Commit Graph

241912 Commits

Author SHA1 Message Date
Marcin Wojtas
32f63fa7f9 Split ENA reset routine into restore and destroy stages
For alignment with Linux driver and better handling ena_detach(), the
reset is now calling ena_device_restore() and ena_device_destroy().

The ena_device_destroy() is also being called on ena_detach(), so the
code will be more readable.

The watchdog is now being activated after reset only, if it was active
before.

There were added additional checks to ensure, that there is no race with
the link state change AENQ handler.

Submitted by:  Michal Krawczyk <mk@semihalf.com>
Obtained from: Semihalf
Sponsored by:  Amazon, Inc.
2019-05-30 13:39:25 +00:00
Marcin Wojtas
fd43fd2af0 Use bitfield for storing global ENA device states
As the ENA can have multiple states turned on/off, it is more convenient
to store them in single bitfield instead of multiple boolean variables.

The bitset FreeBSD API was used for the bitfield implementation, as it
provides flexible structure together with API which also supports atomic
bitfield operations.

For better readability basic macros from API were wrapped into custom
ENA_FLAG_* macros, which are filling up common parameters for all calls.

Submitted by:  Michal Krawczyk <mk@semihalf.com>
Obtained from: Semihalf
Sponsored by:  Amazon, Inc.
2019-05-30 13:37:15 +00:00
Marcin Wojtas
804402a54e Fix error handling when ENA reset fails
Before the patch, error handling was not releasing all resources and
was not issuing device reset if the reset task failed.

That could cause memory leak and fault of the device.

Submitted by:  Michal Krawczyk <mk@semihalf.com>
Obtained from: Semihalf
Sponsored by:  Amazon, Inc.
2019-05-30 13:35:43 +00:00
Marcin Wojtas
460212715f Fill bdf field of the host_info structure in ENA
The host info bdf field is the abbreviation for the bus, device,
function of the PCI on which the device is being attached to.

Now the driver is filling information about that using FreeBSD RID
resource.

Submitted by:  Michal Krawczyk <mk@semihalf.com>
Obtained from: Semihalf
Sponsored by:  Amazon, Inc.
2019-05-30 13:35:02 +00:00
Marcin Wojtas
af66d7d029 Add additional doorbells on ENA Tx path
The new ENA HAL is introducing API, which can determine on Tx path if
the doorbell is needed.

That way, it can tell the driver, that it should call an doorbell.
The old threshold value wasn't removed, as not all HW is supporting this
feature - so it was reworked to also work with the new API.

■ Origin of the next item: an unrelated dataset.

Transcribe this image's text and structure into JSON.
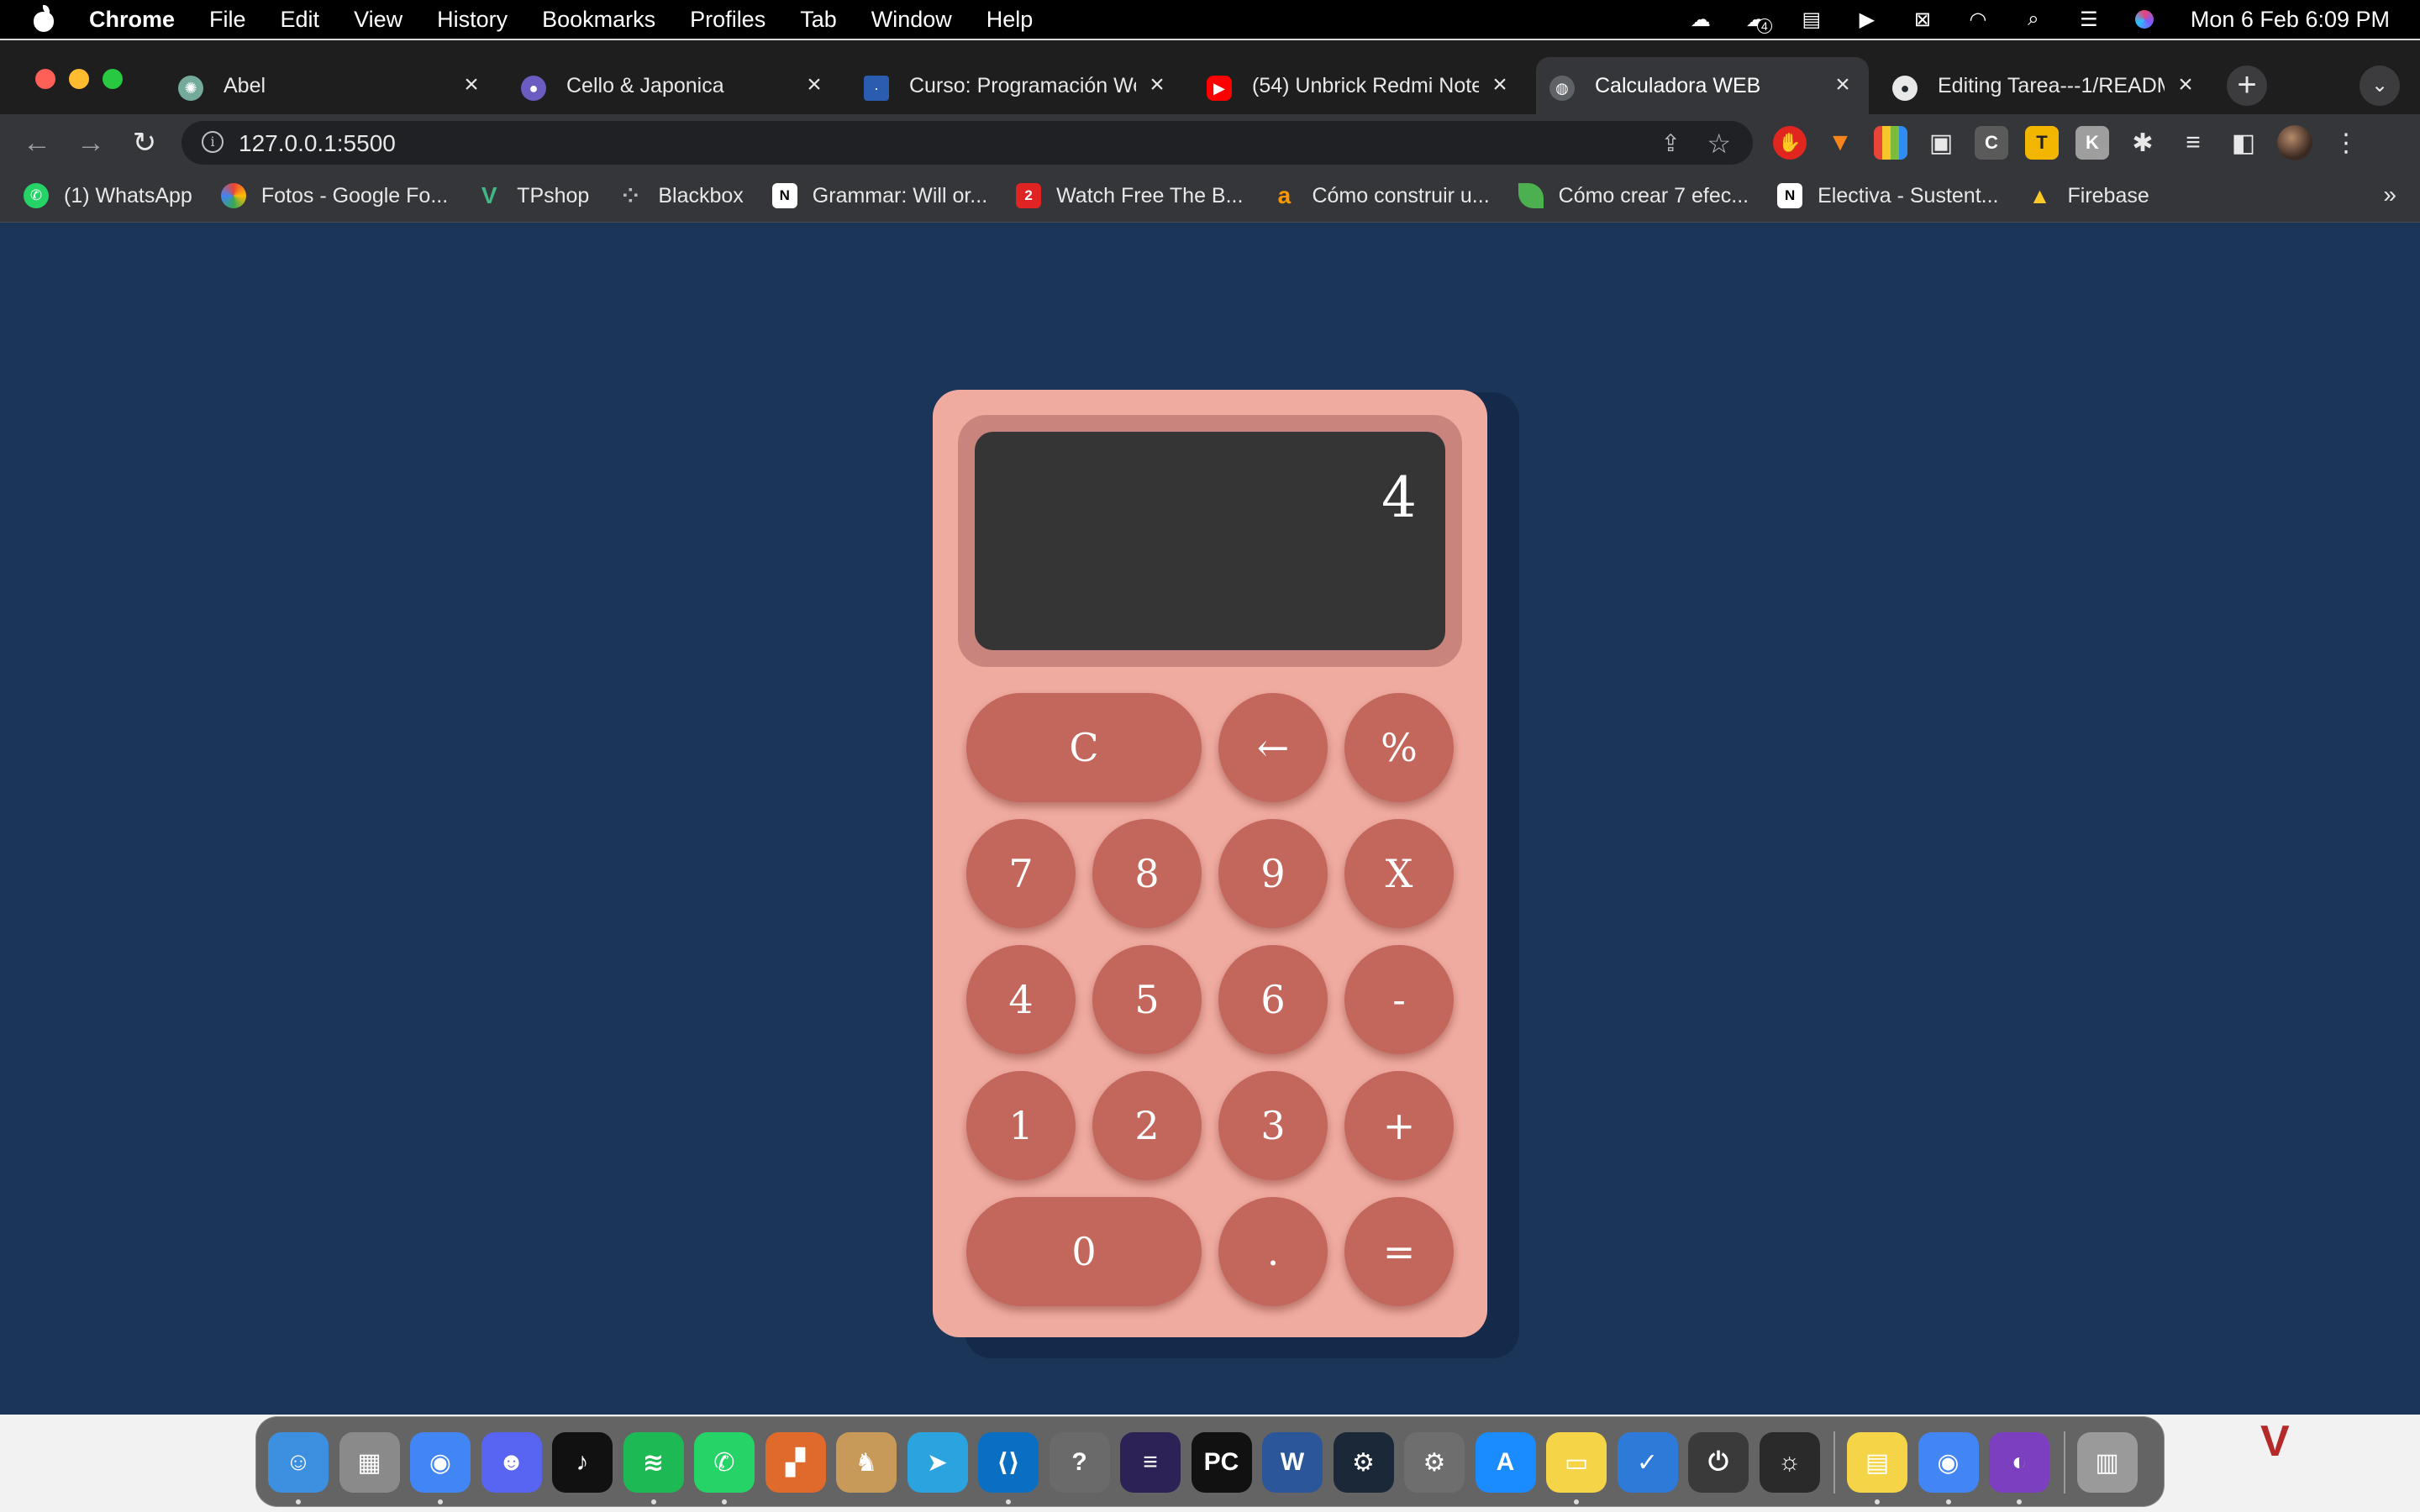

Submitted by:  Michal Krawczyk <mk@semihalf.com>
Obtained from: Semihalf
Sponsored by:  Amazon, Inc.
2019-05-30 13:33:31 +00:00
Marcin Wojtas
82f5a7921c Limit maximum size of Rx refill threshold in ENA
The Rx ring size can be as high as 8k. Because of that we want to limit
the cleanup threshold by maximum value of 256.

Submitted by:  Michal Krawczyk <mk@semihalf.com>
Obtained from: Semihalf
Sponsored by:  Amazon, Inc.
2019-05-30 13:31:35 +00:00
Marcin Wojtas
4fa9e02d9b Add support for the LLQv2 and WC in ENA
LLQ (Low Latency Queue) is the feature, that allows pushing header
directly to the device through PCI before even DMA is triggered.

It reduces latency, because device can start preparing packet before
payload is sent through DMA.

To speed up sending data through PCI, the Write Combining is enabled,
which allows hardware to buffer data before sending them on the PCI - it
allows to reduce number of PCI IO operations.

ENAv2 is using special descriptor for the negotiation of the LLQ.
Currently, only the default configuration is supported.

Submitted by:  Michal Krawczyk <mk@semihalf.com>
Obtained from: Semihalf
Sponsored by:  Amazon, Inc.
2019-05-30 13:30:52 +00:00
Marcin Wojtas
5cb9db0706 Lock optimization in ENA
Handle IO interrupts using filter routine. That way, the main cleanup
task could be moved to the separate thread using taskqueue.

The deferred Rx cleanup task was removed, and now the cleanup task is
begin called instead. That way, the Rx lock could be removed.

In addition, Queue management (wake up and stop TX ring) was added, so
the TX cleanup task can be performed mostly lockless.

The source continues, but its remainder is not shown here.